Beberapa kali aku menabrak karang-karang lautan. Darah, sudah pasti keluar. Tapi aku tak kan rela jika Laila yang terluka. Cukup sudah derita yang ku berikan untuknya. Aku ingin Laila segera sembuh.
Pelukan ku semakin erat. Aku sungguh-sungguh tak ingin berpisah dengannya. Air mata ini terbawa derasnya ombak. Aku yang hanya bisa meringis kesakitan, tak akan pernah menjadi pahlawan.
Jika aku tersesat dalam lautan, Laila tak kan selamat. Jadi aku harus bertahan. Pasang seperti ini tak mungkin ada kapal nelayan. Aku harua berusaha lebih keras jika aku bersungguh-sungguh.
Perih sekali rasanya. Luka ku cukup dalam. Air laut itu mengandung garam. Tak perlu pakai perumpamaan bagai luka yang di taburi air garam. Karena luka ku di aliri oleh air laut.
Aku berusaha keras. Hingga aku pun tak yakin kalau aku masih hidup. Tapi akhirnya, aku berhasil. Kami menepi. Dengan semua luka, aku coba membawa Laila dengan sepeda yang di bawanya.
"Aku, hhah, hhah, akan ku lakukan apa pun, hhah, hhah, hhah, untuk mu Laila." Ku kayuh dengan sisa tenaga yang ku miliki. Ku dudukkan Laila pada pangkuan ku. Posisinya memang sulit, tapi hanya ini yang ku bisa.
Aku membawa Laila ke RS terdekat. Ternyata, tak hanya kami. Di sana banyak korban kecelakaan lalu lintas. Saat aku sampai di depan RS, ku banting sepeda itu. Anggap saja memarkirkan kendaraan sekenanya.
"Dokter, suster, siapa pun, tolong!" Darah ku mengotori lantai. Tapi aku lebih khawatir pada keadaan Laila. Karena separah apa pun luka ku, penyakit Laila lebih berbahaya.
Dengan cepat, para penghuni RS ini bertindak. Laila dan aku di bawa ke ruang UGD. Ranjang kami hanya terpisah oleh tirai berwarna hijau. Sebelum aku di tidurkan di ranjang itu, ku jelaskan sedikit tentang penyakit Laila.
"Dengar pak dokter, pasien ini punya riwayat penyakit hipotermia sejak kecil. Dan dia baru saja masuk ke laut. Ku mohon selamatkan dia." Aku jadi sedikit panik.
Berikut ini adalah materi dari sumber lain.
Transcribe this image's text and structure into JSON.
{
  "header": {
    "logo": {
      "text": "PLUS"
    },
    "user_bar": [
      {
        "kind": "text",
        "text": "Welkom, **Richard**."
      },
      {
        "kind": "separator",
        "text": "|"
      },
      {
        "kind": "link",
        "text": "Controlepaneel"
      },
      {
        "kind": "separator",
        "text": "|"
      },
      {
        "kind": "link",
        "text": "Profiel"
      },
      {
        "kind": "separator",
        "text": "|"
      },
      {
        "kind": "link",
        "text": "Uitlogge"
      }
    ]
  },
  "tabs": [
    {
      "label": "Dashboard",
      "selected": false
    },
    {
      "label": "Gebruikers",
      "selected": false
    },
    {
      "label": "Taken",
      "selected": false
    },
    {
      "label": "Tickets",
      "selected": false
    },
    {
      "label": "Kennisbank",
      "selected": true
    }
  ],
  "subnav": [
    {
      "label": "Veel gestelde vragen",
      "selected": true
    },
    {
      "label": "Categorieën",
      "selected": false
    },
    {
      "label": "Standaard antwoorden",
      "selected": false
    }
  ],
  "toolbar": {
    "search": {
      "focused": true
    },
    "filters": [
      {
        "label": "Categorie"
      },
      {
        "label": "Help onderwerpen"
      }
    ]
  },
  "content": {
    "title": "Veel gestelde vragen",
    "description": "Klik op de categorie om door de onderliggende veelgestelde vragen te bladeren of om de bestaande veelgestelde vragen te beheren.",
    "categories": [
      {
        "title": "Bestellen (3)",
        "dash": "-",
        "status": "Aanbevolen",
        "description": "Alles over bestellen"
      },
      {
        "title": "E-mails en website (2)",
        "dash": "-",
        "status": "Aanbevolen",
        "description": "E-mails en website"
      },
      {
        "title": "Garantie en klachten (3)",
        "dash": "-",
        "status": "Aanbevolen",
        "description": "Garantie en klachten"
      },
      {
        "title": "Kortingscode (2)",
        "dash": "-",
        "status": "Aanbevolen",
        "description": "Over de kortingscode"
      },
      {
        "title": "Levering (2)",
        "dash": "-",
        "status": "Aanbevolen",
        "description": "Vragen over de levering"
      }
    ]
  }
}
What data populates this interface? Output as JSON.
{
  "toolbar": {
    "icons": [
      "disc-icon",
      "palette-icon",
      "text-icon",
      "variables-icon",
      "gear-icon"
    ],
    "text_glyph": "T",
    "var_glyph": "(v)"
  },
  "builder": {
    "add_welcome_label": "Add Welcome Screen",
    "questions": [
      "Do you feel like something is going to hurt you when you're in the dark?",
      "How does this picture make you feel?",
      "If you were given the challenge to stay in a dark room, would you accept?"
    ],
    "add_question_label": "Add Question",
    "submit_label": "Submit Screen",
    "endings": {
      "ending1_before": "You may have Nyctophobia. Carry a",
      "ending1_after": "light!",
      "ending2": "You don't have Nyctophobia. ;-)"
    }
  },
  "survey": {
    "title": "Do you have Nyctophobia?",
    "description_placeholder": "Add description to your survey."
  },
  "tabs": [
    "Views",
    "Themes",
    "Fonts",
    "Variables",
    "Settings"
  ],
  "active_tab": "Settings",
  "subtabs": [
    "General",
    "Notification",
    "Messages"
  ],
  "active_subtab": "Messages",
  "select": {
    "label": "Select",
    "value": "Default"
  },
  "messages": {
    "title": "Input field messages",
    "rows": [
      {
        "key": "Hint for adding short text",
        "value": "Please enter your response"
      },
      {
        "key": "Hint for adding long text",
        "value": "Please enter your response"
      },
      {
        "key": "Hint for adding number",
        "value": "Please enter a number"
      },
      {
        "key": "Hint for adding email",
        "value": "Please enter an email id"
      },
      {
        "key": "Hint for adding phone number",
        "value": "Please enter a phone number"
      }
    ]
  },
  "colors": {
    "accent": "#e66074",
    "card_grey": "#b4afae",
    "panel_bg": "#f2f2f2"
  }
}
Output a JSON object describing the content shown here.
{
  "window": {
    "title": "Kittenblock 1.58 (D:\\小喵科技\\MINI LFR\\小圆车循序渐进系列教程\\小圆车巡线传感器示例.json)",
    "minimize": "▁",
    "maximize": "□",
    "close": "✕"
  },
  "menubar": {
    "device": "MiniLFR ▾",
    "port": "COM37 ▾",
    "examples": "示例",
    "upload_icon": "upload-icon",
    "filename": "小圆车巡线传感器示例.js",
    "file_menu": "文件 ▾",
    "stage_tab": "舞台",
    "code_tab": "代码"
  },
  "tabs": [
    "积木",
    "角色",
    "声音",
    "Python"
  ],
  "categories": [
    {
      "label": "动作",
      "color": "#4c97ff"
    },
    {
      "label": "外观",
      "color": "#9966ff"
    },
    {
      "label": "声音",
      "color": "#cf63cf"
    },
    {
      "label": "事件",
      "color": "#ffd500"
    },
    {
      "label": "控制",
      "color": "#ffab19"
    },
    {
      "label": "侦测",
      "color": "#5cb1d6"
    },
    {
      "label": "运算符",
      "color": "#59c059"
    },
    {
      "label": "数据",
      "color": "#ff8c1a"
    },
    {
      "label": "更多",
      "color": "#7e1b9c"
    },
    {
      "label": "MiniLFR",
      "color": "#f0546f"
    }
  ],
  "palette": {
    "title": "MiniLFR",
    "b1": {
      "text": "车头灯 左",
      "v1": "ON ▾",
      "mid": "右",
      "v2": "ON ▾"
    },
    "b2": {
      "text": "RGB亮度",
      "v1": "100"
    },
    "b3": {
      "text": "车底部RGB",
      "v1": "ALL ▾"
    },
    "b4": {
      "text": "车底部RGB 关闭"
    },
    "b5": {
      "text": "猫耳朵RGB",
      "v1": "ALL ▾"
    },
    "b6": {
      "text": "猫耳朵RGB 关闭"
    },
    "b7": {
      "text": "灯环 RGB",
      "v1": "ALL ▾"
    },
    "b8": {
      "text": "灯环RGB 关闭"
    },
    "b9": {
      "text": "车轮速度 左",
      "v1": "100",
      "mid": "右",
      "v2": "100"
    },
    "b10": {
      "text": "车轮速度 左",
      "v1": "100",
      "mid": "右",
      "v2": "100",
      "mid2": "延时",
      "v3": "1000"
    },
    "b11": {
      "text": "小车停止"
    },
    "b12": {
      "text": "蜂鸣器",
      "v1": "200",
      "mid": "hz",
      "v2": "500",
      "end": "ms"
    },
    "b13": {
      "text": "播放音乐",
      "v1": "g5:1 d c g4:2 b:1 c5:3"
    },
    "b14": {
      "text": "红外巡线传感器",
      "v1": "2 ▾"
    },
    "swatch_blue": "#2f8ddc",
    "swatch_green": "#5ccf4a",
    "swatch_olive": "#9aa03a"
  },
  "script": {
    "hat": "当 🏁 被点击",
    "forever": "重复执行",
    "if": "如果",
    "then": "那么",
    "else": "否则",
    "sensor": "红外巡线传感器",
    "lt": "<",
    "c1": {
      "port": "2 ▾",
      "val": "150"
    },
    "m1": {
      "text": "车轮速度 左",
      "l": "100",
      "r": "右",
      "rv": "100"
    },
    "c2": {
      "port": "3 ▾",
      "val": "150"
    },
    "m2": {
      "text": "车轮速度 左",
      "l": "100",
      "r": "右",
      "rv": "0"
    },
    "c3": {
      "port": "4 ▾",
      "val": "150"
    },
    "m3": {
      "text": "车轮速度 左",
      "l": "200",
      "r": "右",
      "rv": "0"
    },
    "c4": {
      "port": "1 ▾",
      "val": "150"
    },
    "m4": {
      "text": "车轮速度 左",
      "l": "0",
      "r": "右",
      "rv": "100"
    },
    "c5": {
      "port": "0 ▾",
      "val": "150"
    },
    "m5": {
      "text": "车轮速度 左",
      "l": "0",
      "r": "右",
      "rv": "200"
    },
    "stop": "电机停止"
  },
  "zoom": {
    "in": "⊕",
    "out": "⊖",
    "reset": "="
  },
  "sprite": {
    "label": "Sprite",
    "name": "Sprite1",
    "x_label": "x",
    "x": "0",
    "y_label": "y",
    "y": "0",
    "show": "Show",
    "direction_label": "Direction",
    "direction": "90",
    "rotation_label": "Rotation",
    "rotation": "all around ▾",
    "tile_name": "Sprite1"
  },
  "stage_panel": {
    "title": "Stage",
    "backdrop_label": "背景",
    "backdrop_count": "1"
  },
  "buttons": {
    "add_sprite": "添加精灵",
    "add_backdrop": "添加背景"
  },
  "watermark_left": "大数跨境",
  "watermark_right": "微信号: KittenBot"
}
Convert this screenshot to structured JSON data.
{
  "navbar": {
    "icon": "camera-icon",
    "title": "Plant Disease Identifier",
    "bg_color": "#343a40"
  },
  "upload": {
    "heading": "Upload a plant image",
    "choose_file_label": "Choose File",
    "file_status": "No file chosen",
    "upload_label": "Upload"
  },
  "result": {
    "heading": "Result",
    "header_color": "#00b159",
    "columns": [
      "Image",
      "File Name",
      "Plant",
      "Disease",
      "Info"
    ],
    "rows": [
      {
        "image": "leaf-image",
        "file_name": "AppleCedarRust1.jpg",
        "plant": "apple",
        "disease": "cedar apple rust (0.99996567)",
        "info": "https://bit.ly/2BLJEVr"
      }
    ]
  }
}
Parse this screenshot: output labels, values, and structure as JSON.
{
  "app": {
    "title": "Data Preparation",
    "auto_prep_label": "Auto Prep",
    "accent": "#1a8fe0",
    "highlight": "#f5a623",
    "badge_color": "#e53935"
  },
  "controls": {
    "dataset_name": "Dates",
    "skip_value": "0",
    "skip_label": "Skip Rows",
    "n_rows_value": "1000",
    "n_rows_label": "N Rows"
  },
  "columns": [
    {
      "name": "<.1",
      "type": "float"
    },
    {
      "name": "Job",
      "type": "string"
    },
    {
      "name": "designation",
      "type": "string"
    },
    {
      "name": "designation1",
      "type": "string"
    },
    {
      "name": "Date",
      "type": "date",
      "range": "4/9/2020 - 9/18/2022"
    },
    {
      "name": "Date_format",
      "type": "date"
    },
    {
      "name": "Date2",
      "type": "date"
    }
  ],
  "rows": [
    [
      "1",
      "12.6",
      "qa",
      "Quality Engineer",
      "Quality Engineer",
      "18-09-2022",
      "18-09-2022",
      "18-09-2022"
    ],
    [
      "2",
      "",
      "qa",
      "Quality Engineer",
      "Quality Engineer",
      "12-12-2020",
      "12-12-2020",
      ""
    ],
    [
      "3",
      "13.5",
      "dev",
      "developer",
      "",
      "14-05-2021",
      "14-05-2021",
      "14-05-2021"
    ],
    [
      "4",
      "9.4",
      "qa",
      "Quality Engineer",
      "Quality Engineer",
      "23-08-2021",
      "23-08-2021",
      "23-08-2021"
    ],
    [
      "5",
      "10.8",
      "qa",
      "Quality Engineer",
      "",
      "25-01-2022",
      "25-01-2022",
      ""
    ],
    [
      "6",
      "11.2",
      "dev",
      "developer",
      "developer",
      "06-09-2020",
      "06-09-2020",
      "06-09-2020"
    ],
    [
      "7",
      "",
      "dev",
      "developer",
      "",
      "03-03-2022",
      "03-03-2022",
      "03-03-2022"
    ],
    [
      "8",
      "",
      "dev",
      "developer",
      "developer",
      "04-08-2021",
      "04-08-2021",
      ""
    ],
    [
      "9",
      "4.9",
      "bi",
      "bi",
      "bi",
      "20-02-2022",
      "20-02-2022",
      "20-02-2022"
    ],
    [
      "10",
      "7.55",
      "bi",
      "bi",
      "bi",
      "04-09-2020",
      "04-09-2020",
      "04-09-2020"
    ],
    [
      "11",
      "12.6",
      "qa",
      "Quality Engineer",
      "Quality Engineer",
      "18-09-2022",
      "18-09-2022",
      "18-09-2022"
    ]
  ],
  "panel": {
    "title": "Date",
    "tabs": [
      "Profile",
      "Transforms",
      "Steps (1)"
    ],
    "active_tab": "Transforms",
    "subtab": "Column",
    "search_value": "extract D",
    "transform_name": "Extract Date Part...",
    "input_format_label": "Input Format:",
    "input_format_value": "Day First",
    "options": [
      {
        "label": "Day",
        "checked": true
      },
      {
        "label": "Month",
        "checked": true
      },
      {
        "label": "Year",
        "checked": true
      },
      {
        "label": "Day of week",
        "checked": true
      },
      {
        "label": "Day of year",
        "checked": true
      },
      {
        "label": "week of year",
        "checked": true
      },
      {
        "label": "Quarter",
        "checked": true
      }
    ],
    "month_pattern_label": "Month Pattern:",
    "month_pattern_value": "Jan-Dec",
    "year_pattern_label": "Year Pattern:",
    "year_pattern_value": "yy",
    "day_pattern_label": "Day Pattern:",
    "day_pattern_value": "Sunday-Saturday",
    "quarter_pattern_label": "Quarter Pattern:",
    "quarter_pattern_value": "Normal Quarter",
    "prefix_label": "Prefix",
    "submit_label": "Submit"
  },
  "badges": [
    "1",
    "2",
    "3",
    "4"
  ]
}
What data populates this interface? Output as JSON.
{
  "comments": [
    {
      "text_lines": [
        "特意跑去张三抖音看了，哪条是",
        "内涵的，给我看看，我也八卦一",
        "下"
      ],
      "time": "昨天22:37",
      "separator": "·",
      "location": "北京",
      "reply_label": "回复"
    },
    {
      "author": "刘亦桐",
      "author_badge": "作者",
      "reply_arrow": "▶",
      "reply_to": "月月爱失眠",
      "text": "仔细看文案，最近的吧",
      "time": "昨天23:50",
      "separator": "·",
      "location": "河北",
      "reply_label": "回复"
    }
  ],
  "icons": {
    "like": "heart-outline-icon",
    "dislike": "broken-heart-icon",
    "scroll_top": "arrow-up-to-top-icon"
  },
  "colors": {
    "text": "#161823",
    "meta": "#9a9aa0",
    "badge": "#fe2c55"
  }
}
"Baik tuan. Tapi tuan juga butuh perawatan."
"Aku tak apa. Gadis ini dalam bahaya."
"Iya tuan, kami tahu. Tapi tuan juga membutuhkan perawatan pada luka-luka tuan."
"Kalau begitu izinkan aku tetap di dekatnya." Pinta ku pada dokter ngeyel ini.
"Baiklah." Dokter ini terlihat sedikit keberatan.
Aku dan Laila di beri alat bantu bernafas. Detak jantung Laila tak stabil. Aku tahu dari alat detektor detak jantung. Aku menangis saat itu juga.
Beberapa saat kemudian, alat bantu bernafas ku boleh di lepas. Laila sudah di bawa ke ruang ICU. Aku tak ikut karena sepertinya aku baik-baik saja. Aku tak tidur, karena aku menolak keras obat tidur yang hendak di suntikkan pada ku. Sekarang, permintaan ke dua ku pada sang dokter.
"Dokter, bagaimana keadaannya?"
"..." dokter itu hanya diam.
"Dokter jawab aku!" Ku cengkeram kerah jas dokter miliknya.
"Pasien, mengalami kritis. Kondisinya jauh dari kata stabil." Dokter itu tak berbohong. Dia kelihatan sedih. Tentu saja, dokter mana yang tak sedih jika gagal. Tapi aku, lebih dari sedih.
"Apa maksud mu?"
"Jantung dan pembuluh darah pasien sempat membeku."
"Hah, kau pikir aku percaya dengan omong kosong mu itu?" Aku membohongi diri ku dengan senyuman pahit.
"Tuan, seorang penderita hipotermia berat, bisa mati karenanya. Jantungnya bisa saja berhenti karena beku. Dan itu adalah kemungkinan terburuk."
"Saat ini, pasien sedang dlam keadaan kritis, karena jantung dan pembuluh darahnya sempat membeku. Kami sudah berusaha se bisa kami. Dalam proses pencairan es di bagian tubuh pasien, akan membutuhkan waktu yang lama." Jelas dokter.
"Jadi, Laila benar-benar dalam keadaan yang buruk?" Aku setengah tak percaya mendengar ucapan ku sendiri.
"Maaf tuan, tapi hanya inilah batasan kami. Selebihnya, kita serahkan pada pasien."
"Eh? Apa maksudnya?"
"Jika pasien mampu bertahan selama proses pencairan es, pasien akan baik-baik saja. Tapi jika pasien tidak sanggup, nyawa taruhannya."
Hari ku semakin hancur mendengarnya. Ini salah ku. Seharusnya waktu itu aku tak lengah. Atau mungkin dari awal, aku tak perlu membuat janji dengannya. Atau seharusnya, aku tak perlu menyukai gadis tak waras bernama Mona itu.
"Sudahlah dokter. Aku tak mau mendengar lebih lagi." Aku putus asa. Seakan dunia ini berhenti berputar. Seolah waktu telah berhenti berjalan. Kepala ku terasa melayang. Dan, semua gelap.